Бывает так, человек и молод, и не болеет, а должен умереть. Он, конечно, умирать не хочет, изворачивается, свою счастливую звезду заклинает. Раньше она таких прыгунов на раз-два ловила. Долго от нее бегать никто не мог. А теперь стара стала. Не по силам. Этот от нее второй год скачет. Ну, ничего попался, голубчик.
Довел ее до квартиры, дверь помог открыть. Она его на чаек зазвала. В знак благодарности. Он как зашел, сразу журналы расходные увидел.
– Что это у вас, бабушка?
– Книги бухгалтерские. Не видишь, что ли? Бухгалтером я всю жизнь проработала.
– Что ж вы их храните?
– Да, вот, хотела в подвал снести, да помочь некому. Один тут помощник вертится, да все недосуг ему.
– Так я помогу, показывайте подвал.
И все, кроме одной в подземелье снес. Хороший парень. Старой закалки человек. Работящие они, земные, не то, что ангелы – летучее племя.
Может, отпустить? По молодости, она нет, нет и отпускала… Выслушивала гневные отповеди ангела. Все ей было нипочем. И сейчас, редко, но бывает, сжалится над распухшим от лекарств лейкозным ребенком, и над почерневшей от горя матерью, отступит в сторону, живи, пока живется. Хотя знала, себе только хуже сделала, дважды придется наведываться. Людей жалеть – только работу множить. Но иной раз отступала в память о том самом, своем первом. Ведь и он от болезни умер.
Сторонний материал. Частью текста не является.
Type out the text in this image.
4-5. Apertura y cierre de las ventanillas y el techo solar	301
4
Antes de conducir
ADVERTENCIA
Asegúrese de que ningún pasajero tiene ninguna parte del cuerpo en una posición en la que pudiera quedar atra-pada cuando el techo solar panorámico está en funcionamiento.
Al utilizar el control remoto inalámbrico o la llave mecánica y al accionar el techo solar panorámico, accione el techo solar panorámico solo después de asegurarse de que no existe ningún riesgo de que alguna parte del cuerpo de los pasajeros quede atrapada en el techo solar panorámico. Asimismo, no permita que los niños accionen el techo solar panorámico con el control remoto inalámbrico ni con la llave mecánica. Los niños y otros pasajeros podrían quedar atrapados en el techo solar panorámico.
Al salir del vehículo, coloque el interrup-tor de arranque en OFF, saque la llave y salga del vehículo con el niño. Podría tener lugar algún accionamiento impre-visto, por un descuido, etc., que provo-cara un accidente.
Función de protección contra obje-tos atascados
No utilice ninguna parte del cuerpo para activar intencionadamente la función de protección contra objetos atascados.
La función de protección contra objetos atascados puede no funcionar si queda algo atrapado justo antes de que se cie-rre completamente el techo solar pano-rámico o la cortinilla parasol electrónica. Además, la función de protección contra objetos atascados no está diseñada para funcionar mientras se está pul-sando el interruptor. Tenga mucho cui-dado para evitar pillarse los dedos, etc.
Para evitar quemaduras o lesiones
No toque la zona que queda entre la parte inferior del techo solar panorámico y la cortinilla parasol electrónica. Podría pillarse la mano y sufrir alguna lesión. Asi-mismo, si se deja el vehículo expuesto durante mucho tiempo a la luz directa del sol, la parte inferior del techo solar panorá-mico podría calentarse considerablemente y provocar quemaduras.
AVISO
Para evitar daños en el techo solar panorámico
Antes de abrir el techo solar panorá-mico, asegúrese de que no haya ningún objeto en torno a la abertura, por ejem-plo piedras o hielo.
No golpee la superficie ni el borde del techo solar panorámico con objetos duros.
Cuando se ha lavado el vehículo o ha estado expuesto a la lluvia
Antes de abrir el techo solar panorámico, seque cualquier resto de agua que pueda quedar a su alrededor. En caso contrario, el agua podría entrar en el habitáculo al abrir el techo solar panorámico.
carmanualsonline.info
Болезни тогда редкостью большой были, их за кару небесную почитали. А про него сказали, что проклят, потому что смерть полюбил. И она чувствовала себя виноватой, и от горя, что разрывало ей грудь, не знала, куда деться, и плакала, сидя у его постели. И слезы жгли, как крапива, падали на руки и, казалось, прожигали, кожу насквозь, вливались обратно в твое существо и вновь комом поднимались к горлу. И так без конца все двадцать ночей. И не могла она из него исторгнуть душу. Руки не поднимались. Мучила его и себя. Но и в сторону отступить не смогла. Отступить – значит, забыть. Пусть на время, но забыть. А она не могла. Не могла не видеть его глаз. Даже час, даже минуту. «Сколько же в тебе человеческого – смерть», – прошептал он, закрывая глаза. И она их больше не увидела.
За чаем разговорились. Он – художник. А его не признают, и талантом не считают. Он уже и сам в себя почти не верит. Но что делать, если, кажется, будто картины заперты у него внутри, и стучат, рвутся наружу. Не выпустить их – тебя разорвут. Она слушала и кивала. И понимала, что только она ему и может помочь.